There's always the scant possibility that Ryan Lochte didn't know what, exactly, was going on in the moment.
As he reiterated multiple times to Matt Lauer during his days-late attempt to right the wrong perpetrated on the Brazilian and the American people by his actions, he was "intoxicated" when he and USA Swimming teammates James Feigen, Jack Conger and Gunnar Bentz stopped in to use a gas station bathroom on their way back from a party and ended up leaving the bathroom in a state of vandalized disarray.

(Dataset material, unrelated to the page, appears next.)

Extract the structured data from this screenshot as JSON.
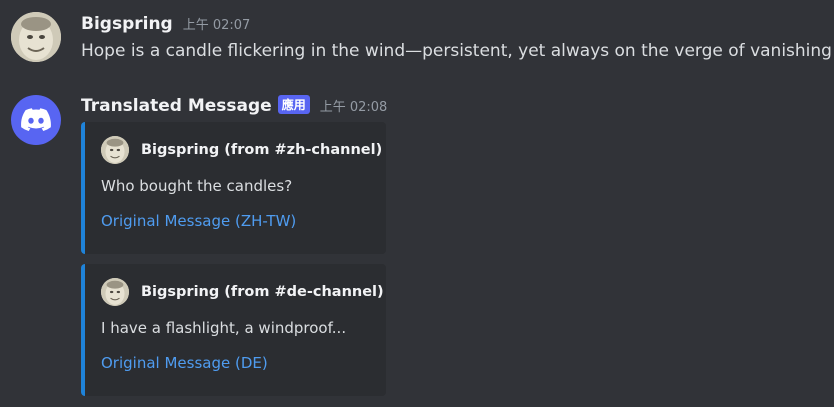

But Lochte didn't look drunk when he told Billy Bush the next day that he and the other guys had been robbed at gunpoint by a man posing as a cop who bumped into the taxi the swimmers were riding in to get them to stop—a horror story come to life for anyone spooked by pre-Olympics headlines about crime run amok in Rio. And he presumably wasn't drunk three days later when, from his home in North Carolina, he repeated the majority of the story to Lauer on the phone but altered a few details, such as where, exactly, the robber was pointing the gun.
Never mind that the foursome were caught on surveillance video looking perfectly jolly when they returned to the Olympic Village a little after 6 a.m. on Sunday, Aug. 14, after supposedly being mugged.
Which brings us to a simple question: How delusional does a person have to be to believe that he can get away, in this technological age, with telling the media, with telling police, with telling government officials—heck, even with telling his mom—a big, splashy public lie?